Obesity was widely identified as a modifiable risk factor for NODAT. Body mass index (BMI) is the most frequently used diagnostic indication of obesity, and higher pretransplant BMI has been reported to be an independent risk factor of
NODAT. However, the influence of posttransplant increase in BMI on the development of NODAT during outpatient follow-up has not been established. This is a single-centered retrospective study in Japan. We identified 158 consecutive patients who received living donor kidney transplantation in Sendai Shakaihoken Hospital from September 2000 to December 2009. Of these, 101 patients were included in this study. NODAT was defined based on the American Diabetes Association definitions. Fifteen patients developed NODAT selleck inhibitor with a median follow-up period of 27 (3-109) months. Of these 15 patients with NODAT, 13 patients were diagnosed after the first year of transplantation, with a median follow-up of 29 months, and 2 patients were diagnosed at 3 months after transplantation. Recipient age (HR: 1.06 [1.01-1.13]) and increase in BMI (HR: 1.12 [1.01-1.26]) proved to be independent risk factors of
NODAT in multivariate logistic analysis after adjustments for pretransplant 2-hour OGTT level, pretransplant BMI, and use of tacrolimus. This is the first study showing the association between an increase in BMI and the development CRM1 inhibitor of NODAT. The increase in BMI might be a risk factor for NODAT. These findings underline the importance of routine BMI measurements in medical practice.”

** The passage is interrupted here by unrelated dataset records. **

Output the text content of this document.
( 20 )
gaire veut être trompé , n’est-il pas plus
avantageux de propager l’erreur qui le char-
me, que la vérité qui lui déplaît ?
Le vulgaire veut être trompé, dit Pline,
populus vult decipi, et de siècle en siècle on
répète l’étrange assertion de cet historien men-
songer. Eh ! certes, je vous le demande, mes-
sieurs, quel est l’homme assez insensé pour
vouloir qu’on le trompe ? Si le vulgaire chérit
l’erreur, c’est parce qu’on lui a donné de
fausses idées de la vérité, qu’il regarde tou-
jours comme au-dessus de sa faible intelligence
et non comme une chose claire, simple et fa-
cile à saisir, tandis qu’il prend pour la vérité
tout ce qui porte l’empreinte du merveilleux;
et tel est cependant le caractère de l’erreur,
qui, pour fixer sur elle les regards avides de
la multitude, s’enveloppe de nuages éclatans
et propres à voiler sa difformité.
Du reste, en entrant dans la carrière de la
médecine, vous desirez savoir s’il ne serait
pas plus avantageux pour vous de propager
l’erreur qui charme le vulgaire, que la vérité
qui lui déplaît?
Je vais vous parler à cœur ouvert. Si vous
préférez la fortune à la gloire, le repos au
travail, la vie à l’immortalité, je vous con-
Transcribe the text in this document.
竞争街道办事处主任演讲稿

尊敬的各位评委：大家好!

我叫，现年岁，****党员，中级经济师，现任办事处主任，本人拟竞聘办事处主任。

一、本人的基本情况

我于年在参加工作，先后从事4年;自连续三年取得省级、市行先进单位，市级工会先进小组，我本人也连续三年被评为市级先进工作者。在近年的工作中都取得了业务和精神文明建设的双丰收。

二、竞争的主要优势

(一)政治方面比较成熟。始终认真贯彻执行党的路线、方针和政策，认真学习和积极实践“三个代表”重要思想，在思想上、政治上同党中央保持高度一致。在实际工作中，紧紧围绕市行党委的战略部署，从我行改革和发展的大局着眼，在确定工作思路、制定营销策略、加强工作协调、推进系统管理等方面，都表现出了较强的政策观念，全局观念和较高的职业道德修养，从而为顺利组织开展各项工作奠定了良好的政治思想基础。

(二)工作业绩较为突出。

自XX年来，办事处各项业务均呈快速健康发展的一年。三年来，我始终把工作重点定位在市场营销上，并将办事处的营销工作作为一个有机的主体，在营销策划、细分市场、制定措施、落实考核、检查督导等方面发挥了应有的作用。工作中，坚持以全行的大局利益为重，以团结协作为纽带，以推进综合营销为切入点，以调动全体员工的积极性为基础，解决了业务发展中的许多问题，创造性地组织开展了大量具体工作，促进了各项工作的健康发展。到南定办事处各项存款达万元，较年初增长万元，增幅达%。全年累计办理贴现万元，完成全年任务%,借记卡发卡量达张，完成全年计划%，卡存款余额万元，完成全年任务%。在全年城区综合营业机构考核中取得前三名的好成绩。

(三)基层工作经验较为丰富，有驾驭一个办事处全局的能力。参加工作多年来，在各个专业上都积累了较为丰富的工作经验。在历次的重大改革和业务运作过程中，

“We compared 3 polymerase chain reaction (PCR) methods (mutant-enriched PCR, peptide nucleic acid-locked nucleic acid [PNA-LNA] PCR, and PCR clamp) to detect EGFR mutations in 50 patients with advanced non-small-cell lung cancer (NSCLC). Seventeen were harboring EGFR mutations, 5 of whom showed discrepancies between the results of different PCR methods. All 5 responded to gefitinib, which we consider
to suggest that the discrepancies were false negatives.\n\nBackground: Epidermal growth factor receptor (EGFR) mutations are predictive FK228 order of response to EGFR tyrosine kinase inhibitors (TKIs) in NSCLC. Several methods have been used to detect EGFR mutations; however, it is not clear which is the most suitable for use in the clinic. In this study, we directly compare the clinical sensitivity and specificity of 3 PCR methods. Patients and Methods: We compared the 3 PCR methods (mutant-enriched PCR, PNA-LNA PCR, and PCR clamp) in patients with advanced NSCLC. A patient who showed sensitive mutations by at least 1 PCR method was treated with gefitinib. A patient who showed no sensitive mutations was treated with chemotherapy with cytotoxic agents. Results: Fifty patients with advanced NSCLC previously untreated with EGFR-TKIs were enrolled in this trial. Seventeen patients were harboring EGFR mutations, 5 of whom showed discrepancies between the results of different PCR methods. All 5 patients responded to gefitinib.